I’m happy to share some good news with you—my pal Ryan will be taking a bike hike across the country with his best friend in less than a month, and he’s created a website to document the entire trip. This should be exciting. He’s already begun posting his pre-trip thoughts and preparatory measures. Go ahead and take a look:

Honest Expression

I’ll be putting this link in my sidebar for quick and easy access to the millions who visit my blog on a daily basis between bagels.

Stay tuned for the next exciting doodle.

15 of 99.


2009
02.06

15 of 99

Spurned by a comment by my niece-in-law, I’ve been drawing a lot lately. Actually every weekday for about a week now. They’ll make their humble way here to cyberspace in time.

This same niece-in-law also suggested, in so many words, that I make t-shirts of my random illustrations. That doesn’t sound like such a bad idea. Hmm. I think I’ll make a shirt of this one right here. Any pre-orders?

14 of 99.


2009
01.29

14 of 99

This one goes out to Jeni.

13 of 99.


2008
10.13

13 of 99

Yes, so my arrival to work today was filled with the ash, smoke and other wildfire by-products that nature blew at me, thanks to the latest valley blazes. The burning brush smell always reminds me of my visits to the Philippines. Speaking of which, it’s been so long since I’ve been…way too long.

12 of 99.


2008
10.07

12 of 99

Started getting back into the 99 doodles thing. Long way to go…enjoy.

11 of 99.


2008
07.23

11

10 of 99.


2008
07.09

10

Shamshiri Grill in Westwood has always been a favorite dinner destination spot for us. It’s close by, serves immense portions for cheap, the food is fresh and tasty, our kid digs it, and it’s open late. Trust me, when you’re a new parent on the Westside, all these things really matter.

Last night we ordered the usual—Beef Koobideh with a side of fries. My wife and I, in our shared morbid humour, have constantly joked that the long, clumpy logs of delectable beef look a lot like the trains of digested material which our bodies dispatch every so often. Yes, quite a disgusting synonymity, but we would shrug it off and dig in (to the Koobideh, that is).

But last night was nearly an exception; for me, at least, after taking a trip to their restroom and being greeted with a clogged toilet, stuffed with too much toilet paper and crinkly butt protectors. The real clincher (no pun intended)? A huge, honkin’, curled up fecal super-mega-log on top of it all, which stared up at me like, “Hell no, I ain’t goin’ down!
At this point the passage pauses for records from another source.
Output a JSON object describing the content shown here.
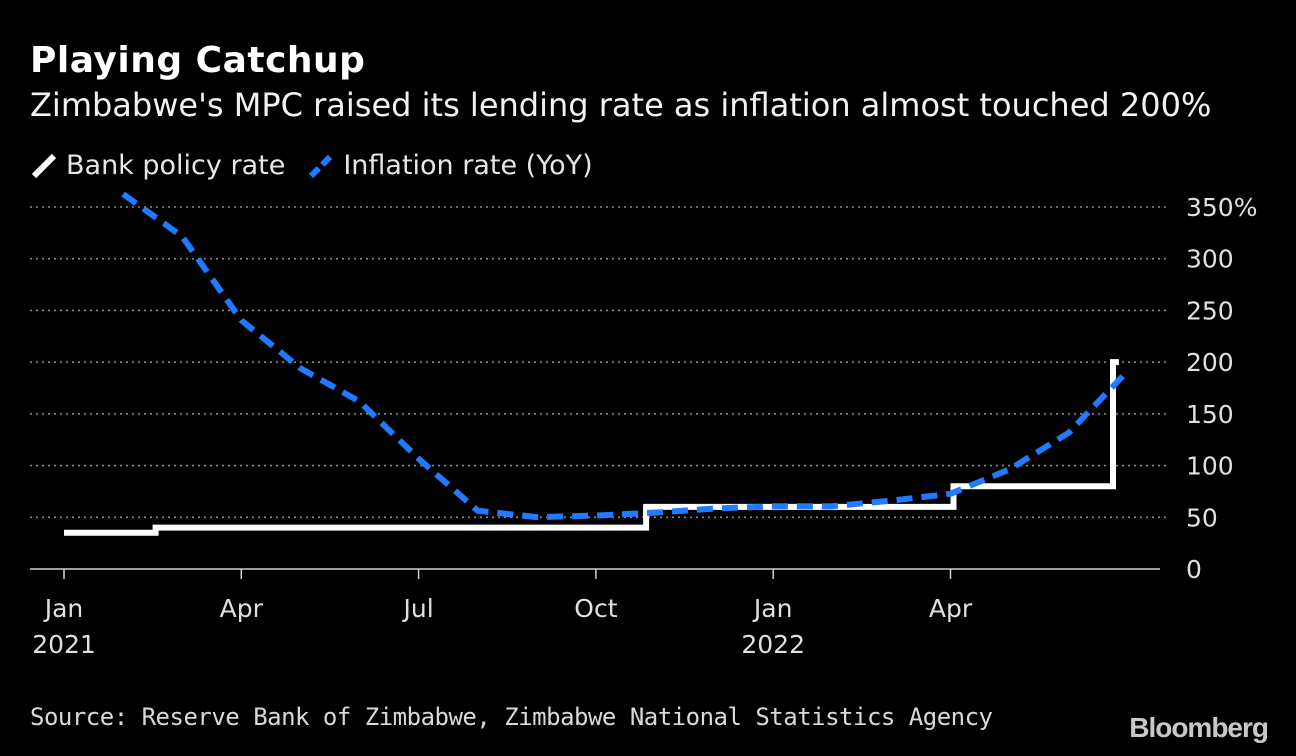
{
  "chart_data": {
    "type": "line",
    "title": "Playing Catchup",
    "subtitle": "Zimbabwe's MPC raised its lending rate as inflation almost touched 200%",
    "ylim": [
      0,
      350
    ],
    "y_ticks": [
      0,
      50,
      100,
      150,
      200,
      250,
      300,
      350
    ],
    "y_tick_labels": [
      "0",
      "50",
      "100",
      "150",
      "200",
      "250",
      "300",
      "350%"
    ],
    "x_range": [
      0,
      18.2
    ],
    "x_ticks": [
      {
        "x": 0,
        "label": "Jan",
        "year": "2021"
      },
      {
        "x": 3,
        "label": "Apr",
        "year": ""
      },
      {
        "x": 6,
        "label": "Jul",
        "year": ""
      },
      {
        "x": 9,
        "label": "Oct",
        "year": ""
      },
      {
        "x": 12,
        "label": "Jan",
        "year": "2022"
      },
      {
        "x": 15,
        "label": "Apr",
        "year": ""
      }
    ],
    "series": [
      {
        "name": "Bank policy rate",
        "color": "#ffffff",
        "style": "step",
        "points": [
          [
            0,
            35
          ],
          [
            1.55,
            35
          ],
          [
            1.55,
            40
          ],
          [
            9.85,
            40
          ],
          [
            9.85,
            60
          ],
          [
            15.05,
            60
          ],
          [
            15.05,
            80
          ],
          [
            17.75,
            80
          ],
          [
            17.75,
            200
          ],
          [
            17.85,
            200
          ]
        ]
      },
      {
        "name": "Inflation rate (YoY)",
        "color": "#1f7bff",
        "style": "dashed",
        "points": [
          [
            1,
            362.6
          ],
          [
            2,
            321.5
          ],
          [
            3,
            240.5
          ],
          [
            4,
            194.1
          ],
          [
            5,
            161.9
          ],
          [
            6,
            106.6
          ],
          [
            7,
            56.4
          ],
          [
            8,
            50.2
          ],
          [
            9,
            51.6
          ],
          [
            10,
            54.5
          ],
          [
            11,
            58.4
          ],
          [
            12,
            60.6
          ],
          [
            13,
            60.7
          ],
          [
            14,
            66.1
          ],
          [
            15,
            72.7
          ],
          [
            16,
            96.4
          ],
          [
            17,
            131.7
          ],
          [
            18,
            191.6
          ]
        ]
      }
    ]
  },
  "source": "Source: Reserve Bank of Zimbabwe, Zimbabwe National Statistics Agency",
  "brand": "Bloomberg"
}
I’m not easily disturbed…in fact, I actually seek obscure morbid morsels…but this was definitely something I didn’t want to see before chowing down on something that looked remarkably identical to it. So I turned towards the urinal and did my business, but that shit sausage wouldn’t leave me alone. It was like a horrible traffic accident—you know it’s terrible, but you can’t help but look.

Ugh. My stomach reeled for some seconds and surely my face twisted in disgust. I tried to flush the toilet by extending my foot to the flusher. The toilet gurgled to life and made the mess rise even higher. “Aw, fuck!” I gasped, and prepared to stand on my tippy toes as I watched the icky shit stew fill the bowl—if that log could laugh, I’m sure it was howling—but thankfully, it didn’t overflow. What a relief.
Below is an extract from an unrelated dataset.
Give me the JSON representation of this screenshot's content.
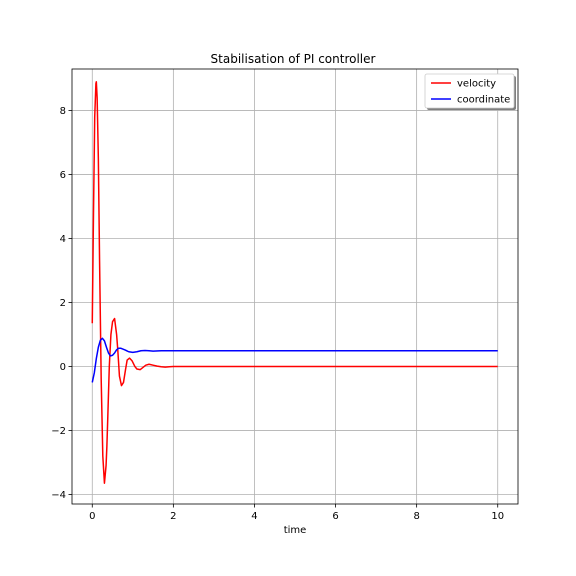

I finished up and got outta there, wondering if someone was going to be waiting to use the bathroom. Nobody was there. But I’m sure it was gonna be a treat to whoever went next. Then there’s the person who has to actually clean it…

I’ve decided to immortalize this momentous occasion by drawing the log in all its glory. And there you have it. 10 of 99.

Lefty loosey: 9 of 99.


2008
07.03

9

I’ve been listening to the Technicolor Web of Sound internet radio station for the past week or so, with amazingly cosmic and psychedelic results. I wish I was around to witness all those things in person. That station rules.